The AxonOps go-audit library, a security-critical tool designed for regulated environments, currently operates without a formal vulnerability disclosure policy. This significant gap leaves security researchers with no documented, responsible channel to report potential security flaws, creating a blind spot for users who depend on the library's integrity. The absence of a `SECURITY.md` file also results in a penalty from the OpenSSF Scorecard, a benchmark for open-source security practices, signaling a foundational weakness in the project's security posture.
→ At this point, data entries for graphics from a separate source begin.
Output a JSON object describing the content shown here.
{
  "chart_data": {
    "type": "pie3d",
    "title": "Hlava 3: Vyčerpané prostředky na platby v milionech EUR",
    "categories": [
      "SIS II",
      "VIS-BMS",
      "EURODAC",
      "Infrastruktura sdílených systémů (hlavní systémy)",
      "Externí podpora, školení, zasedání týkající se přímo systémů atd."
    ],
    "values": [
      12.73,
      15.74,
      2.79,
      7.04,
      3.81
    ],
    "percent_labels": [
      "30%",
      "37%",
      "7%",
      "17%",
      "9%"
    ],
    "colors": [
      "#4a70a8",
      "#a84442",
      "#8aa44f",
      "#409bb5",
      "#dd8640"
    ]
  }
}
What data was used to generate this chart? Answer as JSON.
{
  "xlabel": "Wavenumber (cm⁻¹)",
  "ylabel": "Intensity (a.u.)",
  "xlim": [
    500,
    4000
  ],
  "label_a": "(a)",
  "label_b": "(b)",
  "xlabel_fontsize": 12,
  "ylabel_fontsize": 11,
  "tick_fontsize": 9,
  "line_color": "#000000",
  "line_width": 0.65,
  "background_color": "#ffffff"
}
The issue calls for the immediate creation of a `SECURITY.md` policy at the repository's root. The required policy must clearly define supported versions, specifying that only the latest minor release of the pre-release v0.x series will receive security patches. It must establish GitHub Security Advisories as the primary reporting channel and commit to an acknowledgment of reports within 48 hours and triage within 7 days, documented as a best-effort timeline given the project's pre-release status and limited maintainer resources. The policy also needs to outline a coordinated disclosure process with a 90-day window and explicitly scope in critical vulnerabilities like SSRF bypasses, TLS downgrades, credential leakage, and injection attacks, while ruling out formatting bugs and performance issues.

This missing policy is not merely a documentation oversight; it represents a direct operational risk. For an audit library targeting regulated sectors—where security compliance is non-negotiable—the inability to formally accept and process vulnerability reports undermines its core value proposition. The lack of a clear response timeline and disclosure framework could delay critical patches, leaving downstream systems exposed. Implementing this policy is a necessary first step to establish trust and a functional security feedback loop for a project in a high-stakes domain.